Where do you find inspiration within this space?
My studio is jammed with materials that I have collected throughout my travels. Much of my inspiration comes through interacting with other artists and discussing new ideas with prospective clients.

What was the toughest lesson you learned as a young designer starting a business?
Being an artist is great but running a business, as an artist, is a daunting task. The creative mind is not one that worries about deadlines, bills, advertising. As an artist all I want to do is create work. Once I figured out how to shift gears from artist/creator to businessman/manager things got a lot easier. Once I found a ‘business manager’ it made my work much more enjoyable.

What advice would you offer the you of 5 years ago?
Trust your instincts; you’re making the right choices. Stay positive.

How do you set goals for yourself?
Much of my time is spent just thinking about projects. Once I decide on a project that I want to complete I am pretty adamant about following it through to completion. Some long-term projects get worked on little by little until completion. Ultimately I have to determine which projects are of utmost importance and work on those first. UncommonGoods has become one of my main goals this past year and I’ve been focusing much of my ‘free’ time on that work.

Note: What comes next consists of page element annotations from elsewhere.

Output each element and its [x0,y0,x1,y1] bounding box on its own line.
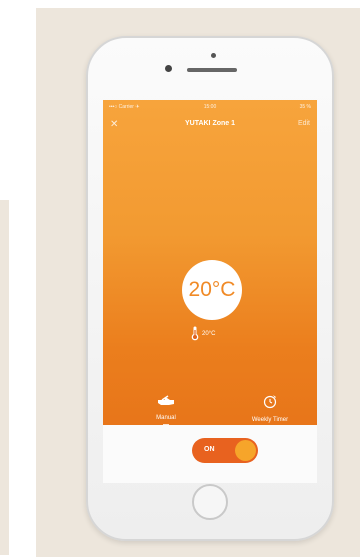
status-bar: •••○ Carrier ✈ 15:00 35 % [103,100,317,112]
mode-weekly-timer-button[interactable]: Weekly Timer [244,393,296,423]
edit-button[interactable]: Edit [298,120,310,127]
room-temperature-value: 20°C [202,330,216,337]
power-toggle-label: ON [204,446,215,453]
mode-manual-label: Manual [156,415,176,421]
front-camera [211,53,216,58]
mode-weekly-timer-label: Weekly Timer [251,417,289,423]
battery-level: 35 % [299,104,311,110]
timer-icon [262,395,278,413]
mode-manual-button[interactable]: Manual [151,394,181,425]
front-sensor [165,65,172,72]
home-button[interactable] [192,484,228,520]
power-toggle-knob [235,440,256,461]
temperature-setpoint-dial[interactable]: 20°C [182,260,242,320]
status-time: 15:00 [203,104,217,110]
bottom-panel: ON [103,425,317,483]
left-background-strip [0,200,9,555]
power-toggle[interactable]: ON [192,438,258,463]
earpiece-speaker [187,68,237,72]
hand-icon [157,394,175,411]
app-screen: •••○ Carrier ✈ 15:00 35 % ✕ YUTAKI Zone … [103,100,317,483]
thermometer-icon [191,326,199,341]
room-temperature: 20°C [191,326,215,341]
phone-device: •••○ Carrier ✈ 15:00 35 % ✕ YUTAKI Zone … [86,36,334,541]
temperature-setpoint-value: 20°C [188,278,236,301]
screen-title: YUTAKI Zone 1 [184,120,236,127]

How and when do you decide to celebrate a victory?
Victory is fleeting. If/When I’m able to take time to reflect on my accomplishments chances are I’m thinking about what to do next. I’m not sure where I’ve heard this statement but it is very true that, “it’s about the journey, not the destination.”

What quote keeps you motivated? What does that quote mean to you?
My efforts flow through these three simple statements. Imagine; think outside the box, allow yourself to wonder. Create; make work, be creative and productive. Inspire; make work that inspires others to think, contemplate or produce work of their own. Repeat….

What are some new skills you are trying to acquire to perfect your craft?
I am constantly challenging myself to experiment with new materials, techniques and styles both in tattooing and within my other artistic endeavors.

How do you recharge your creativity?
My artwork develops in cycles. During the warmer summer months I try to get outside and experience nature as often as possible. I live near the ocean and in the Summer I am very busy tattooing the tourists who frequent my town. In the Fall I start putting non-tattoo related projects together and in the Winter and Spring much of my time is spent working on completing those projects. I am currently getting ready for the summer season so I’m trying to wrap up some larger art projects that I started last Fall.

Where does collaboration come into play with your craft?
Much of my tattoo work is collaboration between myself and my clients. They come to me with an idea and I attempt to help them visualize their ideas in the most concise way possible. Occasionally I will collaborate with other artists in my studio to produce paintings.